La préparation du scrutin présidentiel du 26 août 2023 avait en effet déchaîné l’appareil répressif du régime Bongo à un point sans précédent.

Le verrouillage démarre au printemps 2023. Pour reconduire à la présidence un Ali Bongo affaibli par son AVC, au bilan désastreux, la Young Team met en place des moyens exceptionnels. À partir d’avril-mai, le pays est assourdi par la campagne tonitruante du PDG autour d’Ali, assailli par le visage du président dans les médias et sur les affiches géantes des villes.

Le 6 avril, l’Assemblée nationale, composée aux deux tiers de députés du PDG, modifie la Constitution en urgence. Elle harmonise tous les mandats à cinq ans et les rend renouvelables à volonté. L’élection présidentielle passe à un seul tour, ouvrant la possibilité que le vainqueur ne soit élu qu’avec une très faible majorité relative. Le gouvernement refuse d’annoncer la date des élections, empêchant la campagne officielle d’avoir lieu.

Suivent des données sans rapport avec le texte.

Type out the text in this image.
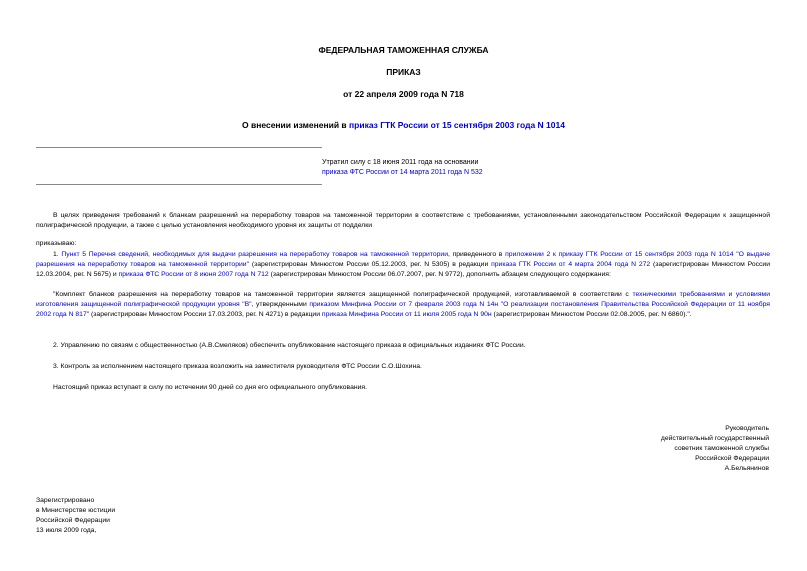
ФЕДЕРАЛЬНАЯ ТАМОЖЕННАЯ СЛУЖБА
ПРИКАЗ
от 22 апреля 2009 года N 718
О внесении изменений в приказ ГТК России от 15 сентября 2003 года N 1014
Утратил силу с 18 июня 2011 года на основании
приказа ФТС России от 14 марта 2011 года N 532
В целях приведения требований к бланкам разрешений на переработку товаров на таможенной территории в соответствие с требованиями, установленными законодательством Российской Федерации к защищенной полиграфической продукции, а также с целью установления необходимого уровня их защиты от подделки
приказываю:
1. Пункт 5 Перечня сведений, необходимых для выдачи разрешения на переработку товаров на таможенной территории, приведенного в приложении 2 к приказу ГТК России от 15 сентября 2003 года N 1014 "О выдаче разрешения на переработку товаров на таможенной территории" (зарегистрирован Минюстом России 05.12.2003, рег. N 5305) в редакции приказа ГТК России от 4 марта 2004 года N 272 (зарегистрирован Минюстом России 12.03.2004, рег. N 5675) и приказа ФТС России от 8 июня 2007 года N 712 (зарегистрирован Минюстом России 06.07.2007, рег. N 9772), дополнить абзацем следующего содержания:
"Комплект бланков разрешения на переработку товаров на таможенной территории является защищенной полиграфической продукцией, изготавливаемой в соответствии с техническими требованиями и условиями изготовления защищенной полиграфической продукции уровня "В", утвержденными приказом Минфина России от 7 февраля 2003 года N 14н "О реализации постановления Правительства Российской Федерации от 11 ноября 2002 года N 817" (зарегистрирован Минюстом России 17.03.2003, рег. N 4271) в редакции приказа Минфина России от 11 июля 2005 года N 90н (зарегистрирован Минюстом России 02.08.2005, рег. N 6860).".
2. Управлению по связям с общественностью (А.В.Смеляков) обеспечить опубликование настоящего приказа в официальных изданиях ФТС России.
3. Контроль за исполнением настоящего приказа возложить на заместителя руководителя ФТС России С.О.Шохина.
Настоящий приказ вступает в силу по истечении 90 дней со дня его официального опубликования.
Руководитель
действительный государственный
советник таможенной службы
Российской Федерации
А.Бельянинов
Зарегистрировано
в Министерстве юстиции
Российской Федерации
13 июля 2009 года,
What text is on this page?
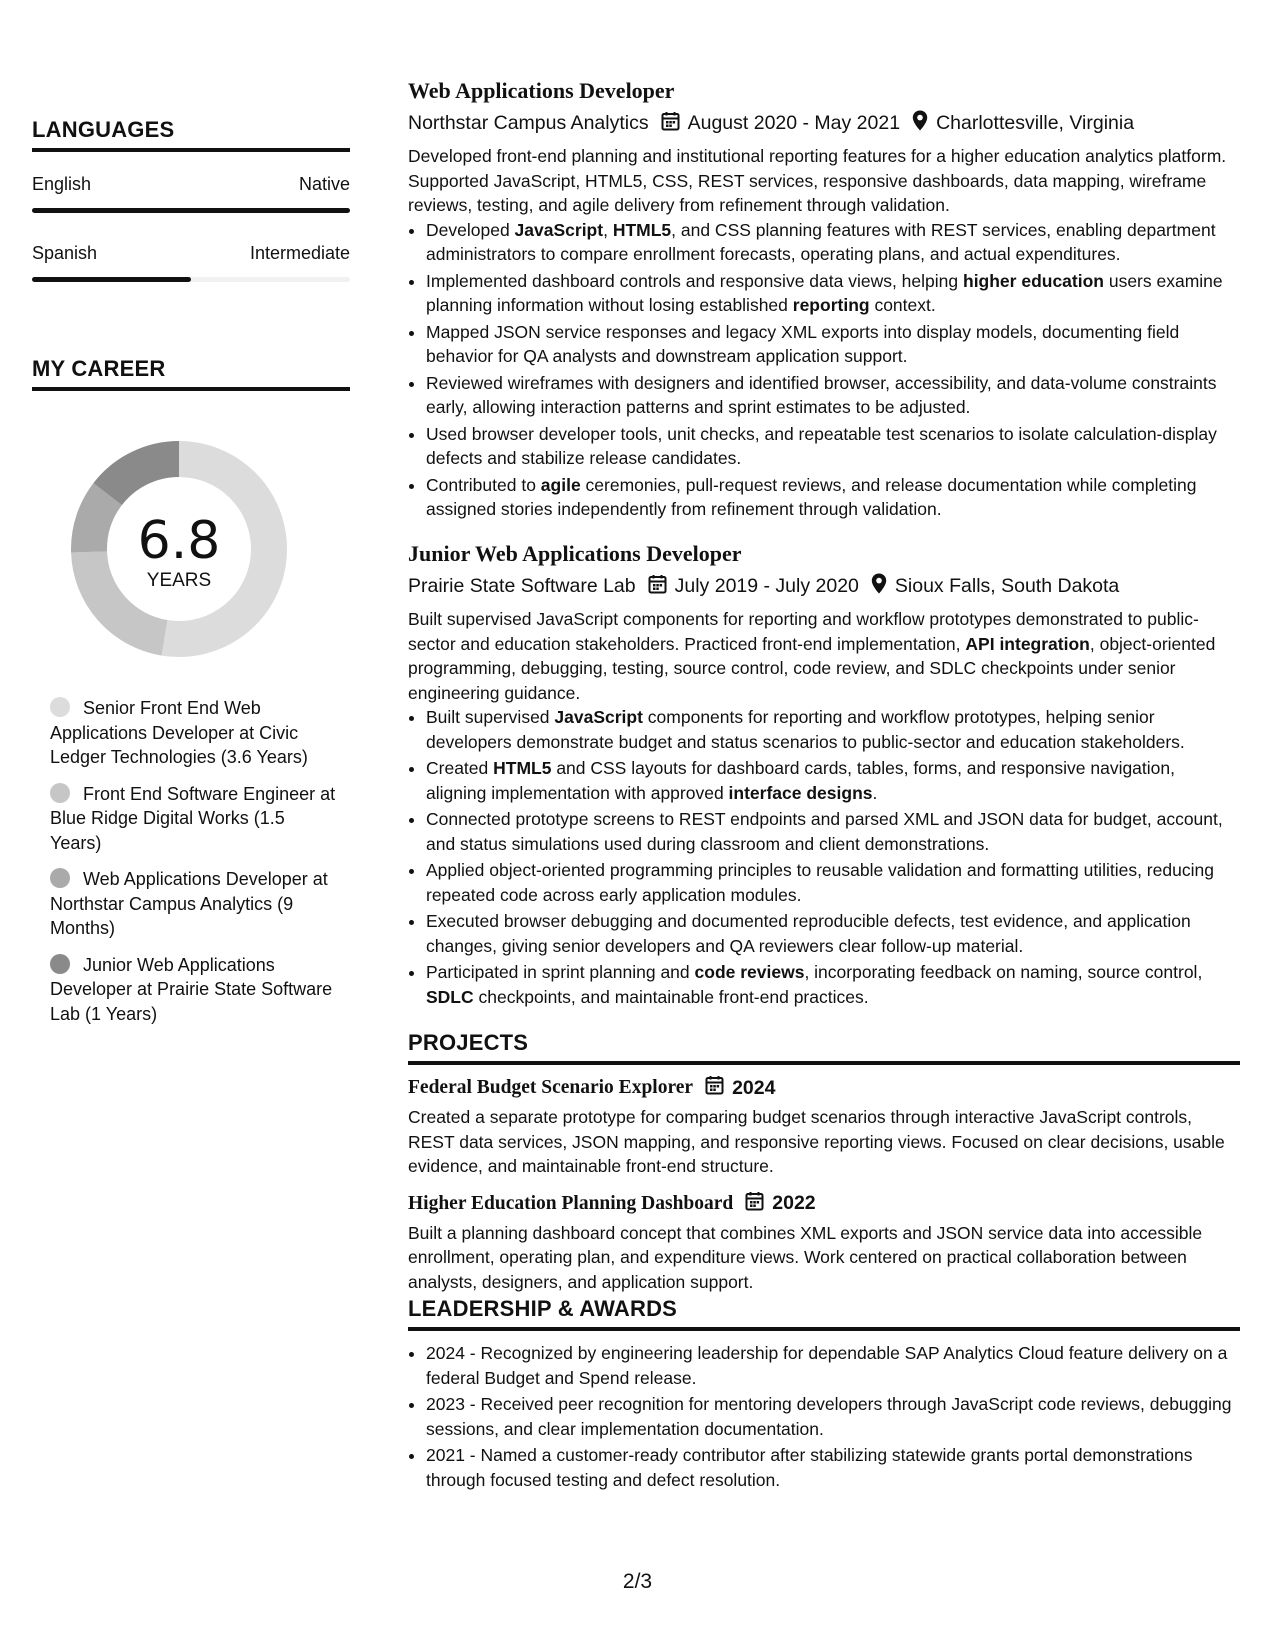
LANGUAGES
English	Native
Spanish	Intermediate
MY CAREER
6.8
YEARS
Senior Front End Web Applications Developer at Civic Ledger Technologies (3.6 Years)
Front End Software Engineer at Blue Ridge Digital Works (1.5 Years)
Web Applications Developer at Northstar Campus Analytics (9 Months)
Junior Web Applications Developer at Prairie State Software Lab (1 Years)
Web Applications Developer
Northstar Campus Analytics August 2020 - May 2021 Charlottesville, Virginia
Developed front-end planning and institutional reporting features for a higher education analytics platform. Supported JavaScript, HTML5, CSS, REST services, responsive dashboards, data mapping, wireframe reviews, testing, and agile delivery from refinement through validation.
• Developed JavaScript, HTML5, and CSS planning features with REST services, enabling department administrators to compare enrollment forecasts, operating plans, and actual expenditures.
• Implemented dashboard controls and responsive data views, helping higher education users examine planning information without losing established reporting context.
• Mapped JSON service responses and legacy XML exports into display models, documenting field behavior for QA analysts and downstream application support.
• Reviewed wireframes with designers and identified browser, accessibility, and data-volume constraints early, allowing interaction patterns and sprint estimates to be adjusted.
• Used browser developer tools, unit checks, and repeatable test scenarios to isolate calculation-display defects and stabilize release candidates.
• Contributed to agile ceremonies, pull-request reviews, and release documentation while completing assigned stories independently from refinement through validation.
Junior Web Applications Developer
Prairie State Software Lab July 2019 - July 2020 Sioux Falls, South Dakota
Built supervised JavaScript components for reporting and workflow prototypes demonstrated to public-sector and education stakeholders. Practiced front-end implementation, API integration, object-oriented programming, debugging, testing, source control, code review, and SDLC checkpoints under senior engineering guidance.
• Built supervised JavaScript components for reporting and workflow prototypes, helping senior developers demonstrate budget and status scenarios to public-sector and education stakeholders.
• Created HTML5 and CSS layouts for dashboard cards, tables, forms, and responsive navigation, aligning implementation with approved interface designs.
• Connected prototype screens to REST endpoints and parsed XML and JSON data for budget, account, and status simulations used during classroom and client demonstrations.
• Applied object-oriented programming principles to reusable validation and formatting utilities, reducing repeated code across early application modules.
• Executed browser debugging and documented reproducible defects, test evidence, and application changes, giving senior developers and QA reviewers clear follow-up material.
• Participated in sprint planning and code reviews, incorporating feedback on naming, source control, SDLC checkpoints, and maintainable front-end practices.
PROJECTS
Federal Budget Scenario Explorer 2024
Created a separate prototype for comparing budget scenarios through interactive JavaScript controls, REST data services, JSON mapping, and responsive reporting views. Focused on clear decisions, usable evidence, and maintainable front-end structure.
Higher Education Planning Dashboard 2022
Built a planning dashboard concept that combines XML exports and JSON service data into accessible enrollment, operating plan, and expenditure views. Work centered on practical collaboration between analysts, designers, and application support.
LEADERSHIP & AWARDS
• 2024 - Recognized by engineering leadership for dependable SAP Analytics Cloud feature delivery on a federal Budget and Spend release.
• 2023 - Received peer recognition for mentoring developers through JavaScript code reviews, debugging sessions, and clear implementation documentation.
• 2021 - Named a customer-ready contributor after stabilizing statewide grants portal demonstrations through focused testing and defect resolution.
2/3
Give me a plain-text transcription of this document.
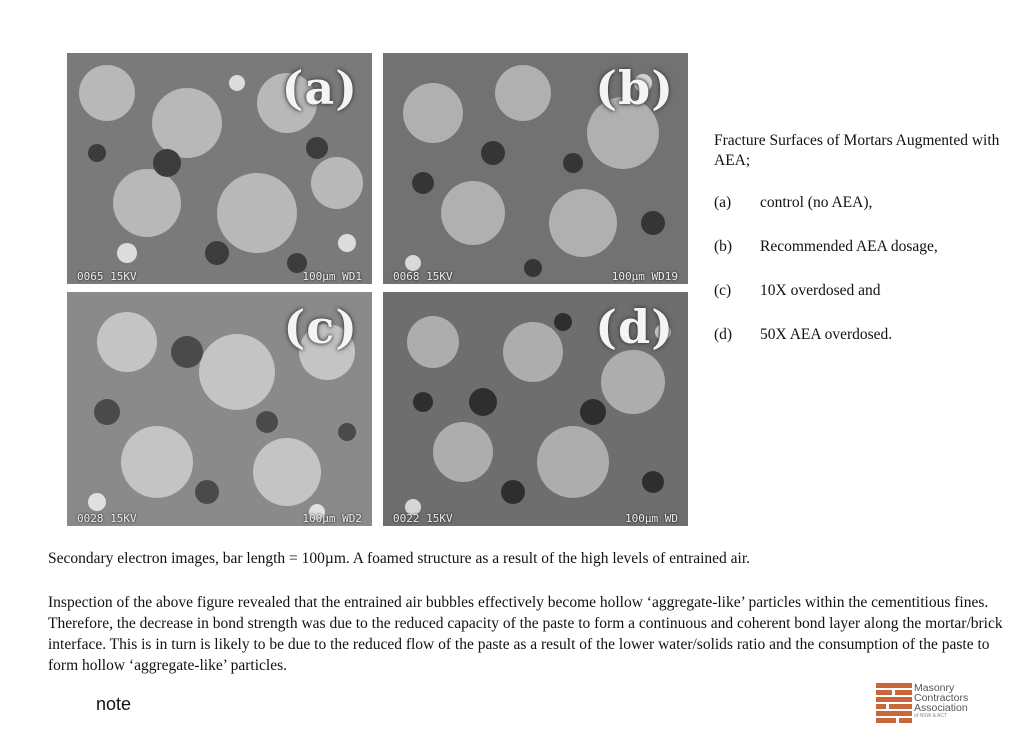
(a)
0065 15KV	100µm WD1
(b)
0068 15KV	100µm WD19
(c)
0028 15KV	100µm WD2
(d)
0022 15KV	100µm WD

Fracture Surfaces of Mortars Augmented with AEA;

(a)	control (no AEA),
(b)	Recommended AEA dosage,
(c)	10X overdosed and
(d)	50X AEA overdosed.

Secondary electron images, bar length = 100µm. A foamed structure as a result of the high levels of entrained air.

Inspection of the above figure revealed that the entrained air bubbles effectively become hollow ‘aggregate-like’ particles within the cementitious fines. Therefore, the decrease in bond strength was due to the reduced capacity of the paste to form a continuous and coherent bond layer along the mortar/brick interface. This is in turn is likely to be due to the reduced flow of the paste as a result of the lower water/solids ratio and the consumption of the paste to form hollow ‘aggregate-like’ particles.

note
Masonry
Contractors
Association
of NSW & ACT
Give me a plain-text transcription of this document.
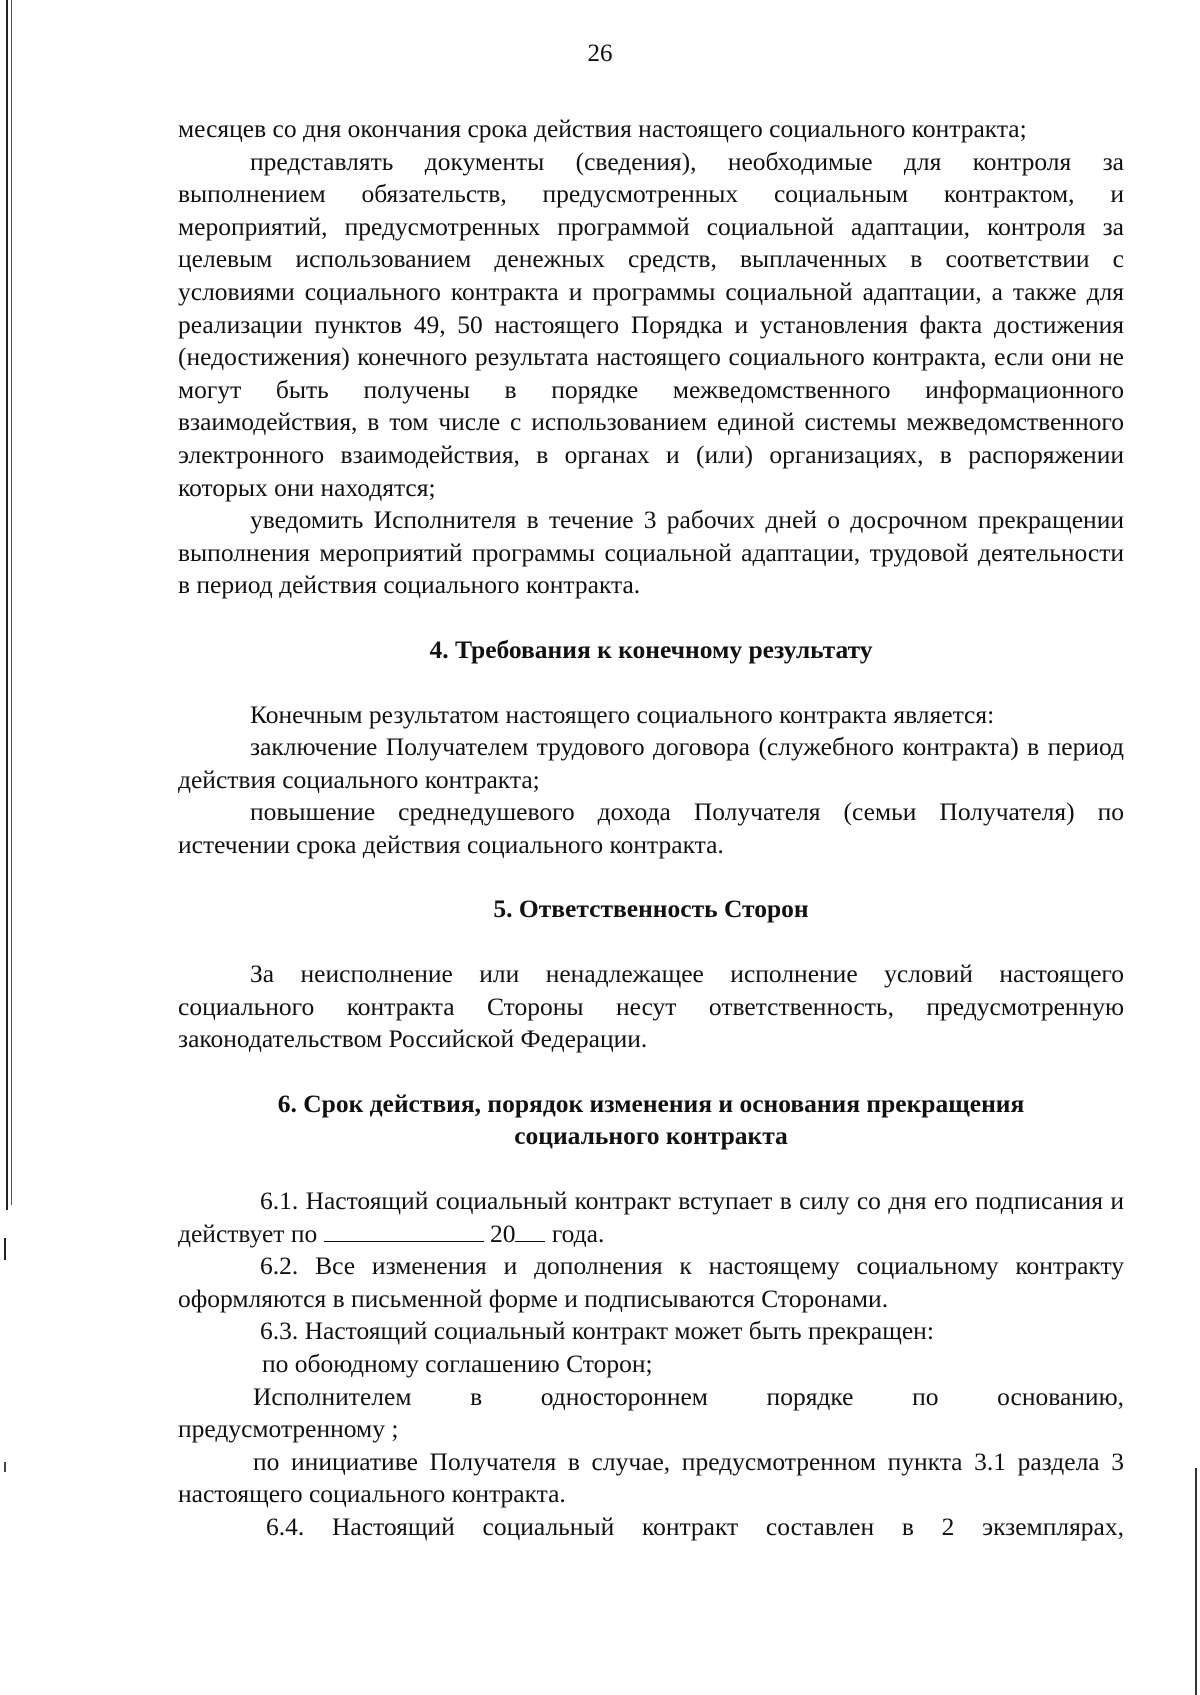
26

месяцев со дня окончания срока действия настоящего социального контракта;

представлять документы (сведения), необходимые для контроля за выполнением обязательств, предусмотренных социальным контрактом, и мероприятий, предусмотренных программой социальной адаптации, контроля за целевым использованием денежных средств, выплаченных в соответствии с условиями социального контракта и программы социальной адаптации, а также для реализации пунктов 49, 50 настоящего Порядка и установления факта достижения (недостижения) конечного результата настоящего социального контракта, если они не могут быть получены в порядке межведомственного информационного взаимодействия, в том числе с использованием единой системы межведомственного электронного взаимодействия, в органах и (или) организациях, в распоряжении которых они находятся;

уведомить Исполнителя в течение 3 рабочих дней о досрочном прекращении выполнения мероприятий программы социальной адаптации, трудовой деятельности в период действия социального контракта.

4. Требования к конечному результату

Конечным результатом настоящего социального контракта является:

заключение Получателем трудового договора (служебного контракта) в период действия социального контракта;

повышение среднедушевого дохода Получателя (семьи Получателя) по истечении срока действия социального контракта.

5. Ответственность Сторон

За неисполнение или ненадлежащее исполнение условий настоящего социального контракта Стороны несут ответственность, предусмотренную законодательством Российской Федерации.

6. Срок действия, порядок изменения и основания прекращения
социального контракта

6.1. Настоящий социальный контракт вступает в силу со дня его подписания и действует по	20 года.

6.2. Все изменения и дополнения к настоящему социальному контракту оформляются в письменной форме и подписываются Сторонами.

6.3. Настоящий социальный контракт может быть прекращен:

по обоюдному соглашению Сторон;

Исполнителем в одностороннем порядке по основанию,

предусмотренному ;

по инициативе Получателя в случае, предусмотренном пункта 3.1 раздела 3 настоящего социального контракта.

6.4. Настоящий социальный контракт составлен в 2 экземплярах,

Ce n’est que le 9 juillet que les Gabonais apprennent enfin qu’ils devront élire, le 26 août, en un seul vote, à la fois le président de la République, les députés, et les membres des conseils départementaux et municipaux.

Le 4 août, Ali Bongo signe un décret sur le bulletin de vote unique (« inique » selon l’opposition) par parti. Comme on ne peut mettre dans l’urne qu’un seul bulletin pour la présidentielle et les législatives, il faut choisir président et députés sur le seul bulletin d’un seul parti.